What explains the contemporary neglect of, if not hostility toward, the study of statesmanship? One reason is the precipitous decline of diplomatic history and an overemphasis on materialism as the moving force in history. Another is the urge to cut the great and mighty down to size, a phenomenon that was bolstered by Lytton Strachey’s mischievous study Eminent Victorians, which almost overnight transformed figures of pious veneration into hypocritical objects of raillery. Published in 1918, the final year of the Great War, it set the stage for successive waves of revisionist history written from what Strachey had called “a slightly cynical standpoint.”
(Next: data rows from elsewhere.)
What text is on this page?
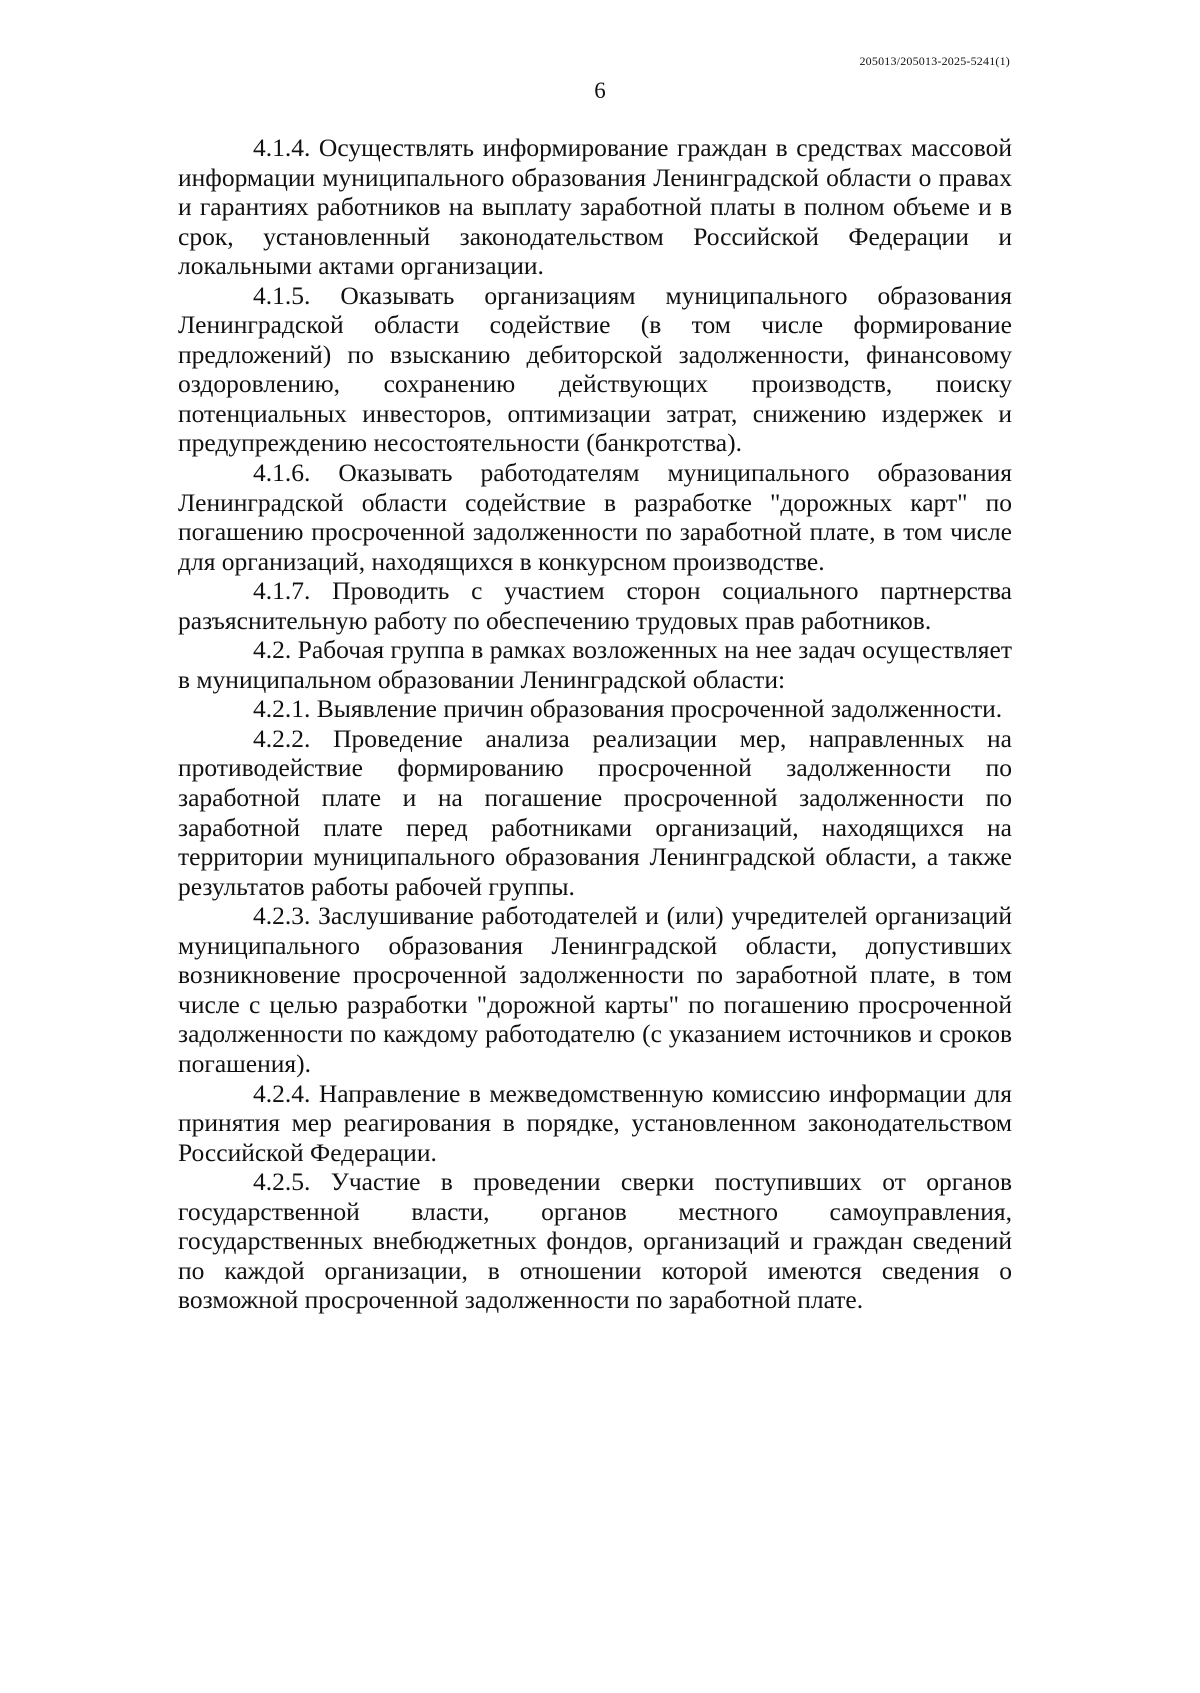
205013/205013-2025-5241(1)
6

4.1.4. Осуществлять информирование граждан в средствах массовой информации муниципального образования Ленинградской области о правах и гарантиях работников на выплату заработной платы в полном объеме и в срок, установленный законодательством Российской Федерации и локальными актами организации.

4.1.5. Оказывать организациям муниципального образования Ленинградской области содействие (в том числе формирование предложений) по взысканию дебиторской задолженности, финансовому оздоровлению, сохранению действующих производств, поиску потенциальных инвесторов, оптимизации затрат, снижению издержек и предупреждению несостоятельности (банкротства).

4.1.6. Оказывать работодателям муниципального образования Ленинградской области содействие в разработке "дорожных карт" по погашению просроченной задолженности по заработной плате, в том числе для организаций, находящихся в конкурсном производстве.

4.1.7. Проводить с участием сторон социального партнерства разъяснительную работу по обеспечению трудовых прав работников.

4.2. Рабочая группа в рамках возложенных на нее задач осуществляет в муниципальном образовании Ленинградской области:

4.2.1. Выявление причин образования просроченной задолженности.

4.2.2. Проведение анализа реализации мер, направленных на противодействие формированию просроченной задолженности по заработной плате и на погашение просроченной задолженности по заработной плате перед работниками организаций, находящихся на территории муниципального образования Ленинградской области, а также результатов работы рабочей группы.

4.2.3. Заслушивание работодателей и (или) учредителей организаций муниципального образования Ленинградской области, допустивших возникновение просроченной задолженности по заработной плате, в том числе с целью разработки "дорожной карты" по погашению просроченной задолженности по каждому работодателю (с указанием источников и сроков погашения).

4.2.4. Направление в межведомственную комиссию информации для принятия мер реагирования в порядке, установленном законодательством Российской Федерации.

4.2.5. Участие в проведении сверки поступивших от органов государственной власти, органов местного самоуправления, государственных внебюджетных фондов, организаций и граждан сведений по каждой организации, в отношении которой имеются сведения о возможной просроченной задолженности по заработной плате.
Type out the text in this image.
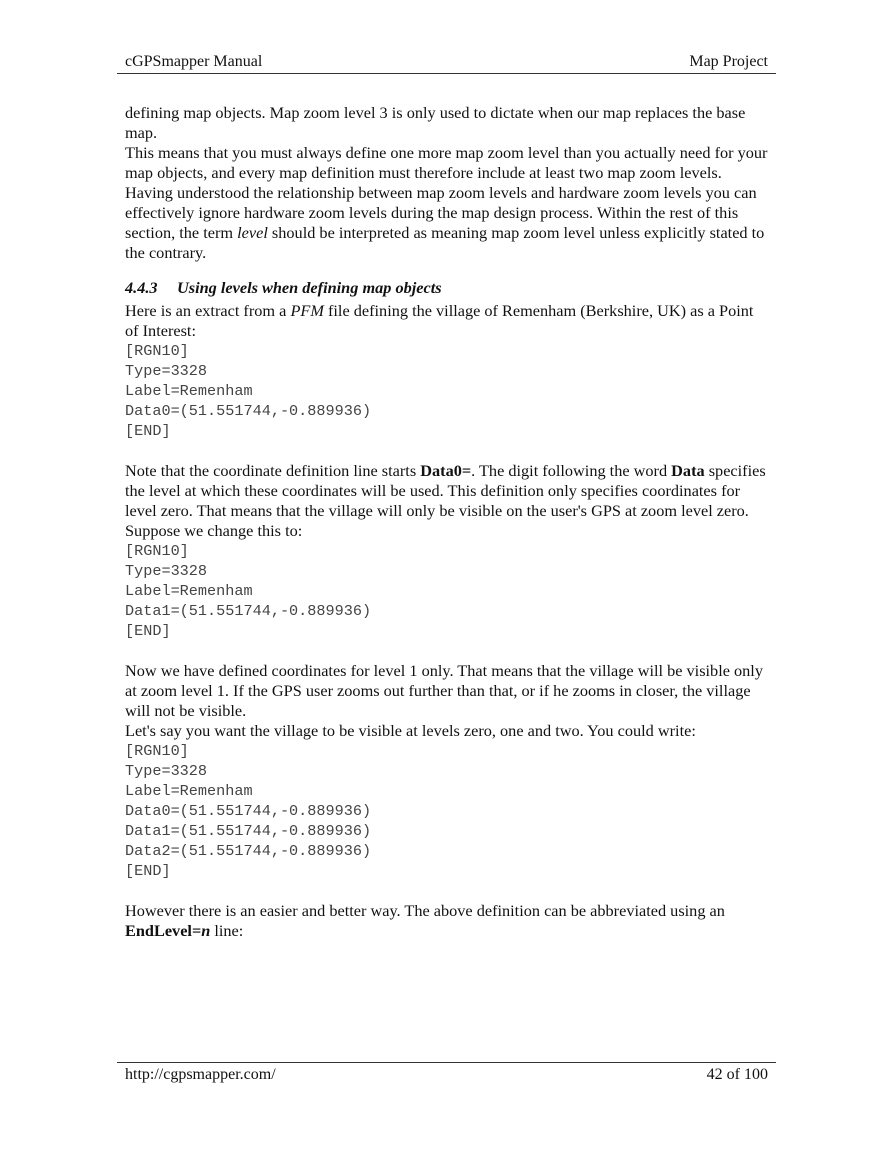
cGPSmapper Manual	Map Project

defining map objects. Map zoom level 3 is only used to dictate when our map replaces the base map.

This means that you must always define one more map zoom level than you actually need for your map objects, and every map definition must therefore include at least two map zoom levels.

Having understood the relationship between map zoom levels and hardware zoom levels you can effectively ignore hardware zoom levels during the map design process. Within the rest of this section, the term level should be interpreted as meaning map zoom level unless explicitly stated to the contrary.

4.4.3 Using levels when defining map objects

Here is an extract from a PFM file defining the village of Remenham (Berkshire, UK) as a Point of Interest:

[RGN10]
Type=3328
Label=Remenham
Data0=(51.551744,-0.889936)
[END]

Note that the coordinate definition line starts Data0=. The digit following the word Data specifies the level at which these coordinates will be used. This definition only specifies coordinates for level zero. That means that the village will only be visible on the user's GPS at zoom level zero.

Suppose we change this to:

[RGN10]
Type=3328
Label=Remenham
Data1=(51.551744,-0.889936)
[END]

Now we have defined coordinates for level 1 only. That means that the village will be visible only at zoom level 1. If the GPS user zooms out further than that, or if he zooms in closer, the village will not be visible.

Let's say you want the village to be visible at levels zero, one and two. You could write:

[RGN10]
Type=3328
Label=Remenham
Data0=(51.551744,-0.889936)
Data1=(51.551744,-0.889936)
Data2=(51.551744,-0.889936)
[END]

However there is an easier and better way. The above definition can be abbreviated using an EndLevel=n line:

http://cgpsmapper.com/	42 of 100
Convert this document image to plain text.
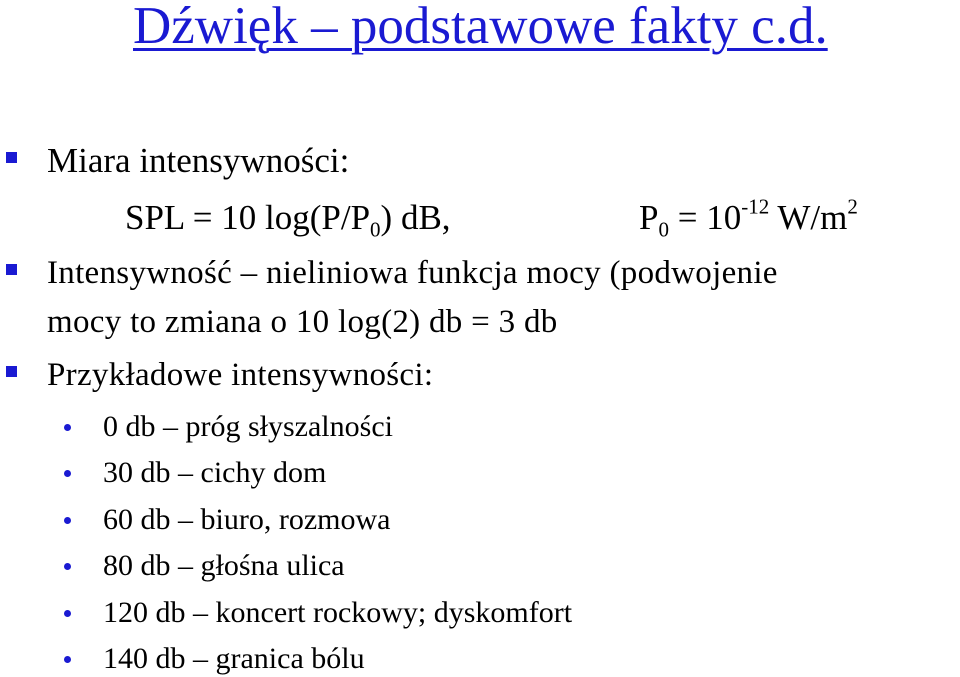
Dźwięk – podstawowe fakty c.d.
Miara intensywności:
SPL = 10 $\log(P/P_0)$ dB,	$P_0 = 10^{-12}$ $W/m^2$
Intensywność – nieliniowa funkcja mocy (podwojenie
mocy to zmiana o 10 log(2) db = 3 db
Przykładowe intensywności:
0 db – próg słyszalności
30 db – cichy dom
60 db – biuro, rozmowa
80 db – głośna ulica
120 db – koncert rockowy; dyskomfort
140 db – granica bólu
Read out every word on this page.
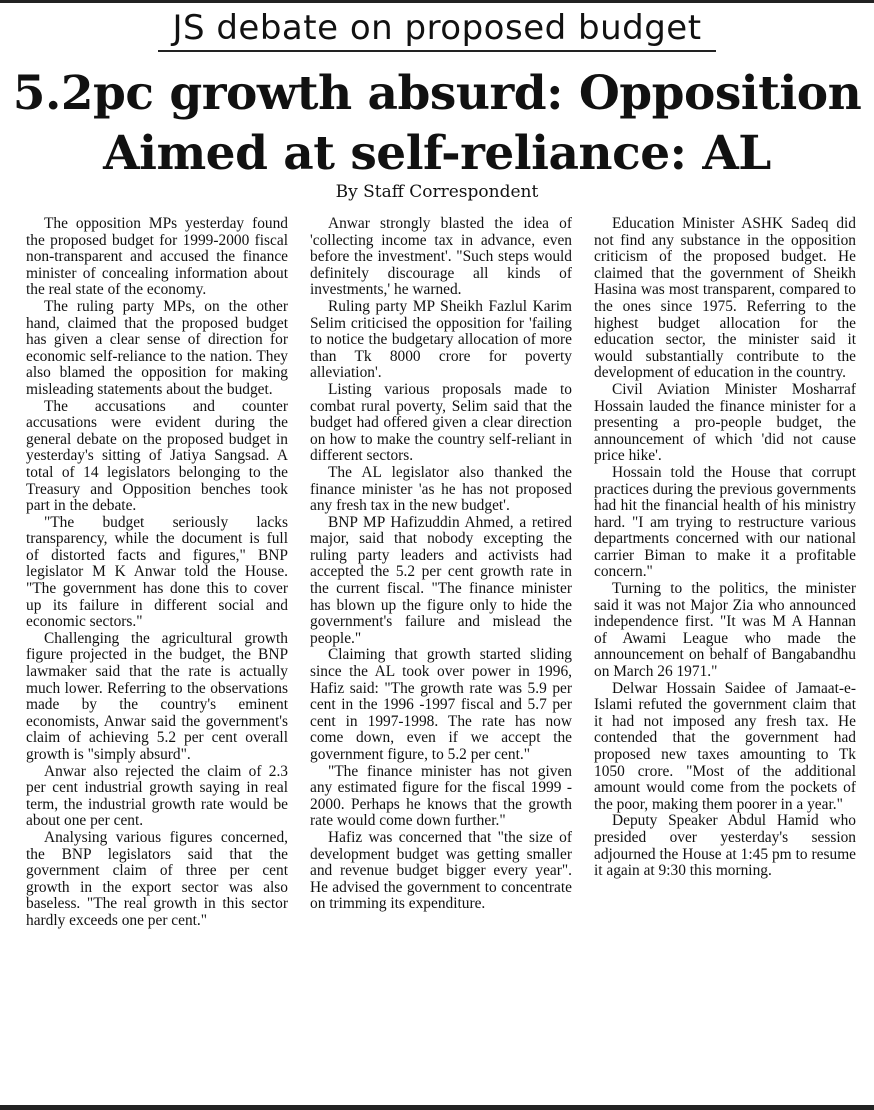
JS debate on proposed budget
5.2pc growth absurd: Opposition
Aimed at self-reliance: AL
By Staff Correspondent

The opposition MPs yesterday found the proposed budget for 1999-2000 fiscal non-transparent and accused the finance minister of concealing information about the real state of the economy.

The ruling party MPs, on the other hand, claimed that the proposed budget has given a clear sense of direction for economic self-reliance to the nation. They also blamed the opposition for making misleading statements about the budget.

The accusations and counter accusations were evident during the general debate on the proposed budget in yesterday's sitting of Jatiya Sangsad. A total of 14 legislators belonging to the Treasury and Opposition benches took part in the debate.

"The budget seriously lacks transparency, while the document is full of distorted facts and figures," BNP legislator M K Anwar told the House. "The government has done this to cover up its failure in different social and economic sectors."

Challenging the agricultural growth figure projected in the budget, the BNP lawmaker said that the rate is actually much lower. Referring to the observations made by the country's eminent economists, Anwar said the government's claim of achieving 5.2 per cent overall growth is "simply absurd".

Anwar also rejected the claim of 2.3 per cent industrial growth saying in real term, the industrial growth rate would be about one per cent.

Analysing various figures concerned, the BNP legislators said that the government claim of three per cent growth in the export sector was also baseless. "The real growth in this sector hardly exceeds one per cent."

Anwar strongly blasted the idea of 'collecting income tax in advance, even before the investment'. "Such steps would definitely discourage all kinds of investments,' he warned.

Ruling party MP Sheikh Fazlul Karim Selim criticised the opposition for 'failing to notice the budgetary allocation of more than Tk 8000 crore for poverty alleviation'.

Listing various proposals made to combat rural poverty, Selim said that the budget had offered given a clear direction on how to make the country self-reliant in different sectors.

The AL legislator also thanked the finance minister 'as he has not proposed any fresh tax in the new budget'.

BNP MP Hafizuddin Ahmed, a retired major, said that nobody excepting the ruling party leaders and activists had accepted the 5.2 per cent growth rate in the current fiscal. "The finance minister has blown up the figure only to hide the government's failure and mislead the people."

Claiming that growth started sliding since the AL took over power in 1996, Hafiz said: "The growth rate was 5.9 per cent in the 1996 -1997 fiscal and 5.7 per cent in 1997-1998. The rate has now come down, even if we accept the government figure, to 5.2 per cent."

"The finance minister has not given any estimated figure for the fiscal 1999 - 2000. Perhaps he knows that the growth rate would come down further."

Hafiz was concerned that "the size of development budget was getting smaller and revenue budget bigger every year". He advised the government to concentrate on trimming its expenditure.

Education Minister ASHK Sadeq did not find any substance in the opposition criticism of the proposed budget. He claimed that the government of Sheikh Hasina was most transparent, compared to the ones since 1975. Referring to the highest budget allocation for the education sector, the minister said it would substantially contribute to the development of education in the country.

Civil Aviation Minister Mosharraf Hossain lauded the finance minister for a presenting a pro-people budget, the announcement of which 'did not cause price hike'.

Hossain told the House that corrupt practices during the previous governments had hit the financial health of his ministry hard. "I am trying to restructure various departments concerned with our national carrier Biman to make it a profitable concern."

Turning to the politics, the minister said it was not Major Zia who announced independence first. "It was M A Hannan of Awami League who made the announcement on behalf of Bangabandhu on March 26 1971."

Delwar Hossain Saidee of Jamaat-e-Islami refuted the government claim that it had not imposed any fresh tax. He contended that the government had proposed new taxes amounting to Tk 1050 crore. "Most of the additional amount would come from the pockets of the poor, making them poorer in a year."

Deputy Speaker Abdul Hamid who presided over yesterday's session adjourned the House at 1:45 pm to resume it again at 9:30 this morning.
Still, Macaulay’s remark provides a useful reminder that too much gloom about a nation’s prospects can devolve into a stale exercise in alarmism. Yet at a moment when American elites are increasingly coming into bad odor, Burtka’s call for a return to time-tested principles of leadership merits a wide readership. His collation of great texts from the past offers aspiring statesmen, or at least those who do not shy from, let alone revile, the term, a valuable guide for the present.